Evangelical Times is to be commended for its ‘ET Perspectives’ series of booklets, which helpfully reproduces selected writings originally published in this paper. This latest title brings together in seven short chapters a series of articles on mission by Daniel Grimwade, combined with a chapter each from Daniel Webber and Jonathan Bayes.
First, Daniel Webber addresses the challenge of reaching Europeans with the gospel in the face of contemporary philosophies and distorted representations of Christianity. The church must respond biblically to these by establishing the truth in people’s minds, ensuring spiritual vitality among the churches, and recapturing a biblical view of her role in the world. ‘Her primary task is the proclamation of the gospel.’

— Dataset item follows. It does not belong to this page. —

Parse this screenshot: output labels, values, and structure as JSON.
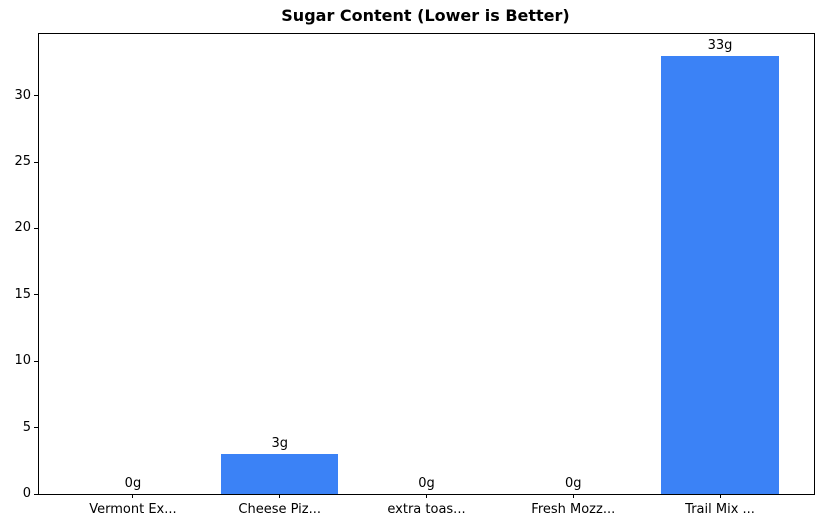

In succeeding chapters, Daniel Grimwade lays the foundation that God is the author of biblical mission and that conscious faith in Jesus Christ is essential for salvation. He discusses God’s strategy for us to take the gospel to every people-group of the world.
The agency by which this is to be achieved is the local church — sending, financing, training, encouraging and praying. The type of people required for missionary service must be ‘sacrificial, Christ-centred people who are willing to suffer for Jesus’ sake’, a qualification which is all too often overlooked today. He concludes with practical suggestions for churches and discusses the importance of the deputation meeting.
Jonathan Bayes then provides readers with an illuminating case-study of John Calvin’s mission to France, describing Calvin as effectively the ‘director of an international, underground evangelistic mission’! Not only did the church in Geneva send numerous missionaries to France, but the printing of literature also played an important role.
I highly recommend this booklet, with one word of advice: don’t put it on a book shelf where it will soon be forgotten. Rather, with your minister’s or elders’ agreement, purchase a quantity for your church to study at midweek meetings or discuss in home groups, as the publishers suggest.
After all, its stated aim is to help churches and ministers become mission-focused, and this can only be achieved by taking the booklet’s message seriously!